Sigaut - Chambolle-Musigny Derrière le four 2012 : (soirée LPV) robe grenat assez sombre pour du pinot, nez moyennement expressif, peut-être un peu jeune, il s'est refermé depuis ma dernière dégustation, sur le cassis, la mûre, la cerise, certains évoquent la syrah, d'autres le gamay, en se réchauffant un petit côté crème brûlée dans le fond. Bouche assez légère, peu tannique, beaucoup de fruit, assez frais, il manque un peu d'épaisseur par rapport aux suivants même si c'est tout à fait correct pour un village. Longueur moyenne. B+.

 

Anne & Hervé Sigaut - Chambolle-Musigny 1er cru Les Sentiers 2013 : Couleur très noire, nez sur le cassis, la mûre, gourmand, même s’il fait très sudiste. La bouche est puissante, concentrée, avec des tannins légèrement asséchants. A l’opposé du stéréotype Chambolle. B.

 

1 décembre 2016

Léon Barral (Lenthéric) ****

Didier Barral est une figure emblématique du vin nature, certifié bio, mais allant quasiment jusqu'à la ferme autosuffisante. Les vins peuvent être exceptionnels et procurer de très grandes émotions par leur fraîchur et leur authenticité mais ils peuvent aussi parfois être très déviants.

 

Léon Barral - Faugères Valinière 2005 (80% mourvèdre, 20% syrah)

 Couleur : grenat, assez sombre, avec pas mal de dépôt.

Nez : après 2 heures d'ouverture, le vin est bien ouvert, c'est très expressif. On est sur des fruits bien mûrs, des cerises à l'eau de vie, des fruits noirs (cassis). Je ne trouve pas ça très épicé pour un Faugères, on est plutôt sur le fruit. Ca me plaît beaucoup.

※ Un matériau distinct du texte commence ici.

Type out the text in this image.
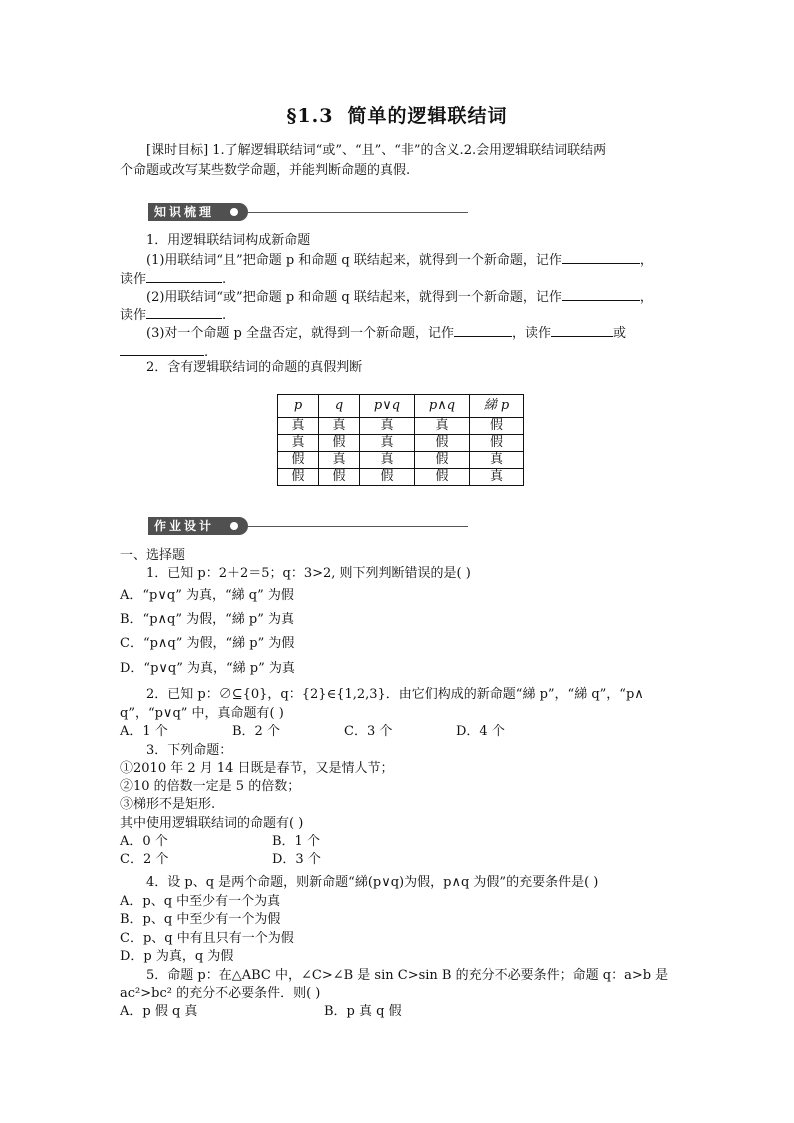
§1.3 简单的逻辑联结词
[课时目标] 1.了解逻辑联结词“或”、“且”、“非”的含义.2.会用逻辑联结词联结两
个命题或改写某些数学命题，并能判断命题的真假.
知识梳理
1．用逻辑联结词构成新命题
(1)用联结词“且”把命题 p 和命题 q 联结起来，就得到一个新命题，记作	，
读作	.
(2)用联结词“或”把命题 p 和命题 q 联结起来，就得到一个新命题，记作	，
读作	.
(3)对一个命题 p 全盘否定，就得到一个新命题，记作	，读作	或
.
2．含有逻辑联结词的命题的真假判断
p	q	p∨q	p∧q	綈 p
真	真	真	真	假
真	假	真	假	假
假	真	真	假	真
假	假	假	假	真
作业设计
一、选择题
1．已知 p：2＋2＝5；q：3>2, 则下列判断错误的是( )
A．“p∨q” 为真，“綈 q” 为假
B．“p∧q” 为假，“綈 p” 为真
C．“p∧q” 为假，“綈 p” 为假
D．“p∨q” 为真，“綈 p” 为真
2．已知 p：∅⊆{0}，q：{2}∈{1,2,3}．由它们构成的新命题“綈 p”，“綈 q”，“p∧
q”，“p∨q” 中，真命题有( )
A．1 个	B．2 个	C．3 个	D．4 个
3．下列命题：
①2010 年 2 月 14 日既是春节，又是情人节；
②10 的倍数一定是 5 的倍数；
③梯形不是矩形.
其中使用逻辑联结词的命题有( )
A．0 个	B．1 个
C．2 个	D．3 个
4．设 p、q 是两个命题，则新命题“綈(p∨q)为假，p∧q 为假”的充要条件是( )
A．p、q 中至少有一个为真
B．p、q 中至少有一个为假
C．p、q 中有且只有一个为假
D．p 为真，q 为假
5．命题 p：在△ABC 中，∠C>∠B 是 sin C>sin B 的充分不必要条件；命题 q：a>b 是
ac²>bc² 的充分不必要条件．则( )
A．p 假 q 真	B．p 真 q 假
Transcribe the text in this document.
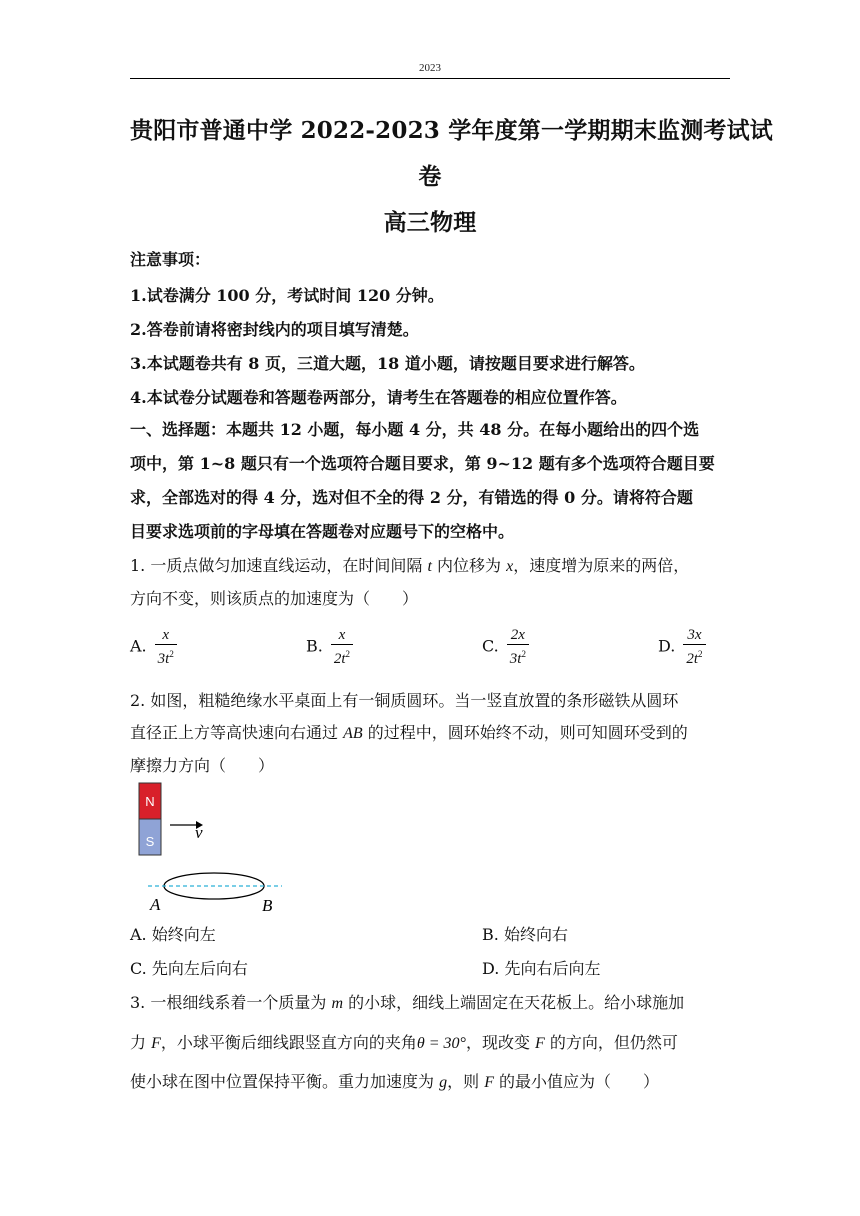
2023
贵阳市普通中学 2022-2023 学年度第一学期期末监测考试试
卷
高三物理
注意事项：
1.试卷满分 100 分，考试时间 120 分钟。
2.答卷前请将密封线内的项目填写清楚。
3.本试题卷共有 8 页，三道大题，18 道小题，请按题目要求进行解答。
4.本试卷分试题卷和答题卷两部分，请考生在答题卷的相应位置作答。
一、选择题：本题共 12 小题，每小题 4 分，共 48 分。在每小题给出的四个选
项中，第 1~8 题只有一个选项符合题目要求，第 9~12 题有多个选项符合题目要
求，全部选对的得 4 分，选对但不全的得 2 分，有错选的得 0 分。请将符合题
目要求选项前的字母填在答题卷对应题号下的空格中。
1. 一质点做匀加速直线运动，在时间间隔 t 内位移为 x，速度增为原来的两倍，
方向不变，则该质点的加速度为（　　）
A. $\frac{x}{3t^2}$	B. $\frac{x}{2t^2}$	C. $\frac{2x}{3t^2}$	D. $\frac{3x}{2t^2}$
2. 如图，粗糙绝缘水平桌面上有一铜质圆环。当一竖直放置的条形磁铁从圆环
直径正上方等高快速向右通过 AB 的过程中，圆环始终不动，则可知圆环受到的
摩擦力方向（　　）
N
S v
A	B
A. 始终向左	B. 始终向右
C. 先向左后向右	D. 先向右后向左
3. 一根细线系着一个质量为 m 的小球，细线上端固定在天花板上。给小球施加
力 F，小球平衡后细线跟竖直方向的夹角θ = 30°，现改变 F 的方向，但仍然可
使小球在图中位置保持平衡。重力加速度为 g，则 F 的最小值应为（　　）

Bouche : encore au-dessus du nez, très fruitée, toujours ces fruits bien mûrs, avec une très grosse acidité qui lui donne beaucoup de fraîcheur. Il y a un superbe équilibre entre la puissance et des tannins très soyeux. Beaucoup de matière également.

Finale : très longue, fruitée, un peu de cacao, les épices sont toujours discrètes.

Note : 18/20. C'est très gourmand, et très complexe à la fois.

P1020894

 

Léon Barral - Faugères 2014 : très typé nature, avec de la volatile, pas une belle bouteille. Moyen.